TALS gives evidence at prison inquiry

Wednesday 05 July, 2023

By Charmaine Manuel (The Examiner)

A man bitten by another inmate in prison had to wait three days before being tested for hepatitis B and getting treatment, a lawyer from the Tasmanian Aboriginal Legal Service has told a parliamentary inquiry into imprisonment and youth detention.

Hannah Phillips, acting state manager at the Tasmanian Aboriginal Legal Service (TALS), told committee members that if they saw what was happening on "a day-to-day basis" in prisons, they would be "alarmed".

"Imagine sitting in a cell not knowing whether you've been given hepatitis and not getting the appropriate health care and not being able to do anything about it."

The evidence followed TALS' submission for the Legislative Council's Inquiry into Tasmanian Adult Imprisonment and Youth Detention Matters.

The inquiry seeks to report on Tasmanian corrective services and the justice system related to adult imprisonment and youth detention.

Among other issues, it seeks to understand factors that increase prison populations, recidivism, services provided to people in prison, as well as innovations and improvements to corrective services that could be applied in Tasmania.

Other issues that TALS had encountered include not having toilet paper, not being fed properly or getting access to health services quickly.

TALS Community Engagement and Program Manager Lea-Anne Carter told the inquiry that a lack of Medicare was another issue her clients faced.

"Anytime a person enters into custody and is in prison, they are not eligible for Medicare at all, and that leads them to the health system within the prison, which isn't always available to prisoners as well."

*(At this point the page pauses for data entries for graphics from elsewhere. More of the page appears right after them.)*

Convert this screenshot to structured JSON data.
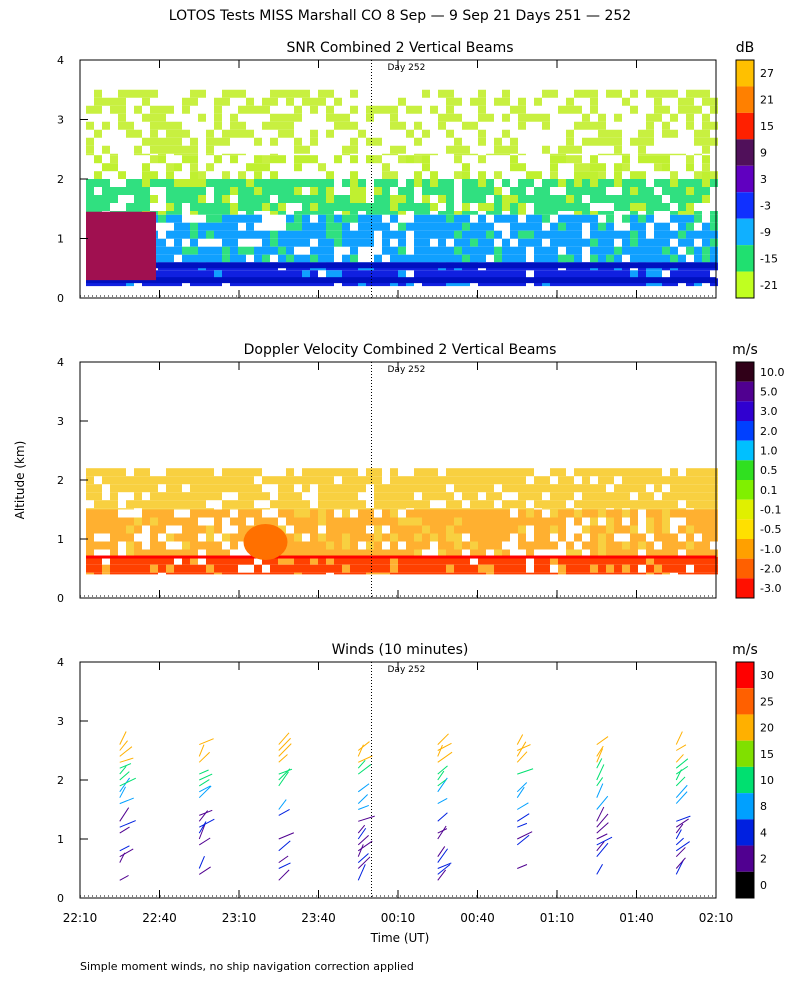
{
  "figure": {
    "title": "LOTOS Tests MISS Marshall CO   8 Sep —  9 Sep 21 Days 251 — 252",
    "ylabel": "Altitude (km)",
    "xlabel": "Time (UT)",
    "footnote": "Simple moment winds, no ship navigation correction applied",
    "day_marker_label": "Day 252"
  },
  "chart_data": [
    {
      "type": "heatmap",
      "title": "SNR Combined 2 Vertical Beams",
      "unit": "dB",
      "x_ticks": [
        "22:10",
        "22:40",
        "23:10",
        "23:40",
        "00:10",
        "00:40",
        "01:10",
        "01:40",
        "02:10"
      ],
      "y_ticks": [
        "0",
        "1",
        "2",
        "3",
        "4"
      ],
      "ylim": [
        0,
        4
      ],
      "xlim_minutes": [
        0,
        240
      ],
      "day_marker_minutes": 110,
      "colorbar_labels": [
        "27",
        "21",
        "15",
        "9",
        "3",
        "-3",
        "-9",
        "-15",
        "-21"
      ],
      "colorbar_colors": [
        "#ffc000",
        "#ff8000",
        "#ff2000",
        "#50105a",
        "#6000c0",
        "#1030ff",
        "#10b0ff",
        "#20e070",
        "#c0ff20"
      ],
      "bands": [
        {
          "y0": 0.2,
          "y1": 0.6,
          "color": "#1020e0"
        },
        {
          "y0": 0.6,
          "y1": 1.4,
          "color": "#10a0ff"
        },
        {
          "y0": 1.4,
          "y1": 2.0,
          "color": "#30e080"
        },
        {
          "y0": 2.0,
          "y1": 2.4,
          "color": "#c0f030"
        },
        {
          "y0": 2.4,
          "y1": 3.5,
          "color": "#c8f040"
        }
      ]
    },
    {
      "type": "heatmap",
      "title": "Doppler Velocity Combined 2 Vertical Beams",
      "unit": "m/s",
      "x_ticks": [
        "22:10",
        "22:40",
        "23:10",
        "23:40",
        "00:10",
        "00:40",
        "01:10",
        "01:40",
        "02:10"
      ],
      "y_ticks": [
        "0",
        "1",
        "2",
        "3",
        "4"
      ],
      "ylim": [
        0,
        4
      ],
      "xlim_minutes": [
        0,
        240
      ],
      "day_marker_minutes": 110,
      "colorbar_labels": [
        "10.0",
        "5.0",
        "3.0",
        "2.0",
        "1.0",
        "0.5",
        "0.1",
        "-0.1",
        "-0.5",
        "-1.0",
        "-2.0",
        "-3.0"
      ],
      "colorbar_colors": [
        "#300018",
        "#500090",
        "#3000d0",
        "#0040ff",
        "#00c0ff",
        "#30e020",
        "#80f000",
        "#e0f000",
        "#ffe000",
        "#ffa000",
        "#ff6000",
        "#ff1000"
      ],
      "bands": [
        {
          "y0": 0.4,
          "y1": 0.7,
          "color": "#ff4000"
        },
        {
          "y0": 0.7,
          "y1": 1.5,
          "color": "#ffb030"
        },
        {
          "y0": 1.5,
          "y1": 2.2,
          "color": "#f8d040"
        }
      ]
    },
    {
      "type": "barbs",
      "title": "Winds (10 minutes)",
      "unit": "m/s",
      "x_ticks": [
        "22:10",
        "22:40",
        "23:10",
        "23:40",
        "00:10",
        "00:40",
        "01:10",
        "01:40",
        "02:10"
      ],
      "y_ticks": [
        "0",
        "1",
        "2",
        "3",
        "4"
      ],
      "ylim": [
        0,
        4
      ],
      "xlim_minutes": [
        0,
        240
      ],
      "day_marker_minutes": 110,
      "colorbar_labels": [
        "30",
        "25",
        "20",
        "15",
        "10",
        "8",
        "4",
        "2",
        "0"
      ],
      "colorbar_colors": [
        "#ff0000",
        "#ff6000",
        "#ffb000",
        "#80e000",
        "#00e070",
        "#00a0ff",
        "#0020e0",
        "#500090",
        "#000000"
      ],
      "profile_times_minutes": [
        15,
        45,
        75,
        105,
        135,
        165,
        195,
        225
      ]
    }
  ]
}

TALS also called for attention to the lack of Aboriginal staff in the Tasmanian prison system, saying that there was only one Aboriginal staff member at Risdon prison.

While there haven't been many Aboriginal deaths in custody in Tasmania, Ms Carter said it was not a matter of "if" but "when."

"I don't want to see the state covering its butt after the event because of a lack of cultural support," she said.

The submission also highlighted the impact of the justice system on young people.

Ms Phillips told the committee that a young client could not get to school because police had put a bail condition preventing them from entering the CBD.

"They catch the bus from the CBD, so they cannot go to school," she said.

She also cited an example of a 12-year-old "in clothes that go below his knee" in the same facility as adults at a prison in Hobart who had been "asking for his mother."

"That's disgraceful because there's nowhere to keep a youth in Hobart."

Ms Phillips told The Examiner that significant funding was needed to create options other than prison "because it is not going to fix people".

There needs to be support for children and their families as well as those who have "complex needs" as those are the young people who are ending up at the Ashley Youth Detention Centre, she said.

Children who have committed low-level offending shouldn't be locked up in the first place, Ms Carter said.

"No child should be in custody. Prison should be a last resort for any young person or any adult."

TALS is calling for raising the age of criminal responsibility to 14, stopping the imprisonment of children, fixing the prison system and creating more rehabilitation, early intervention and treatment options, Ms Carter said.

She also called for a "human rights-centred approach" to custody issues rather than a "justice approach."

Ms Phillips said she hoped that the short-term outcomes of the inquiry would be TALS's recommendations being accepted and a "genuine commitment" to funding Aboriginal community organisations and providing alternative options for young people who end up at the Ashley Youth Detention Centre.

"Take the money from the end of the system and put it in at the beginning," she said.